For freshers: DevOps has one of the better outlooks for freshers willing to go deep. The learning curve is steep but the demand is consistent and the role is hard to automate.
Data Analyst
Risk level: Moderate
Basic data analysis — pulling data, making charts, writing reports — is increasingly assisted by AI. Tools like Julius, Pandas AI, and ChatGPT with code interpreter can do basic analysis from a prompt.
What is growing: Analysts who can work with AI-generated analysis to verify, interpret, and communicate findings to business stakeholders. The insight layer — "what does this data mean for the business decision?" — remains human.

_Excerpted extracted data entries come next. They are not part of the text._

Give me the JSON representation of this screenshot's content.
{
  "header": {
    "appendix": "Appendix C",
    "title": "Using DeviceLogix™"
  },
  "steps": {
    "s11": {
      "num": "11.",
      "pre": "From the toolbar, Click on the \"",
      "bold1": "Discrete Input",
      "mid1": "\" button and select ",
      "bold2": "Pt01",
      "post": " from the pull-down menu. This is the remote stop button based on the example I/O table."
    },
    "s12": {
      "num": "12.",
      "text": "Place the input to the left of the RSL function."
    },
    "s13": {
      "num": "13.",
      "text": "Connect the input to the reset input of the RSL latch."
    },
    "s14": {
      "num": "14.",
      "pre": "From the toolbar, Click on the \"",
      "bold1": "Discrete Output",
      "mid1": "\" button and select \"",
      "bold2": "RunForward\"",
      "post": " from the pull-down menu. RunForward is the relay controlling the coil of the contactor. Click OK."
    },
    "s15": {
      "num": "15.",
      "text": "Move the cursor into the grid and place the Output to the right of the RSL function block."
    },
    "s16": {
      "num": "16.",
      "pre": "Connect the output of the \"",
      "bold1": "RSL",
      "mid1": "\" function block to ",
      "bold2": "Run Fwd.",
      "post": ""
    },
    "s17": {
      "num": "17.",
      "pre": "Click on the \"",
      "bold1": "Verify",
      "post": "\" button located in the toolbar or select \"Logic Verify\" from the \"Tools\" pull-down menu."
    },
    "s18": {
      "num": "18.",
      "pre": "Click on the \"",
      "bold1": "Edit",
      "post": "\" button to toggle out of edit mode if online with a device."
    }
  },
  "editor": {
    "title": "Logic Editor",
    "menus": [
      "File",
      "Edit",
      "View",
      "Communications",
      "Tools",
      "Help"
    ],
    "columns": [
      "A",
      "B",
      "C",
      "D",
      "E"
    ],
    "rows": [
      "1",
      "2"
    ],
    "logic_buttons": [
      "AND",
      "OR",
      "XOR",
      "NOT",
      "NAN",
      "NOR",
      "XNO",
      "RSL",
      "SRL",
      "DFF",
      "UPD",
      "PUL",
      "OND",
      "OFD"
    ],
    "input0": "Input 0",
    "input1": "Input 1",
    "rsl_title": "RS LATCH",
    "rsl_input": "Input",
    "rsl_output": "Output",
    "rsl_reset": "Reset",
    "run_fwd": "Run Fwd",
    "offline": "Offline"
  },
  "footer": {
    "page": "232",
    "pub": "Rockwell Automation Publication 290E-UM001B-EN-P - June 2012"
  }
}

For freshers: Learn SQL deeply. Learn Python for data work. But also develop the ability to communicate data insights to non-technical audiences. The analyst who can present to leadership is safer than the analyst who can only query databases.
AI / ML Engineer
Risk level: Very low (for now)
Building AI systems — training models, designing ML pipelines, building RAG systems, deploying agents — is the work that AI is creating, not replacing. Demand is high and supply of genuinely skilled people is low.
The catch: Many students want to become AI engineers but the role requires strong foundations — linear algebra, statistics, programming, system design. Calling yourself an AI engineer after taking a few YouTube courses does not work in technical interviews.
For freshers: If you want to go into AI/ML, invest 6-12 months in genuine fundamentals. This is not a shortcut path. But it is a path with strong long-term demand.
Cloud Engineer
Risk level: Low
Cloud infrastructure — designing, deploying, and managing systems on AWS, Azure, or GCP — requires deep knowledge of specific services and how they interact. This is hard to automate because every company's needs are different and the edge cases are endless.
What is growing: Multi-cloud architecture, cloud security, cost optimisation (FinOps), and cloud infrastructure for AI workloads.
For freshers: AWS/Azure/GCP certifications are genuinely valued. Start with AWS Solutions Architect Associate — it is the most recognised entry-level certification and directly applicable.
The Pattern
Safe roles share one characteristic: they require judgment about complex, unpredictable systems where context matters enormously.
At-risk roles share a different characteristic: they involve repeatable, well-defined tasks that can be described precisely enough for AI to execute.
Your Action Item
Look at the role you are targeting. Ask: "What percentage of this role's daily tasks are repeatable and well-defined?" If the answer is more than 60%, consider whether you need to specialise in a specific direction within that role.
Then ask: "What is the hardest part of this role that AI currently cannot do?" That is what you should focus on learning.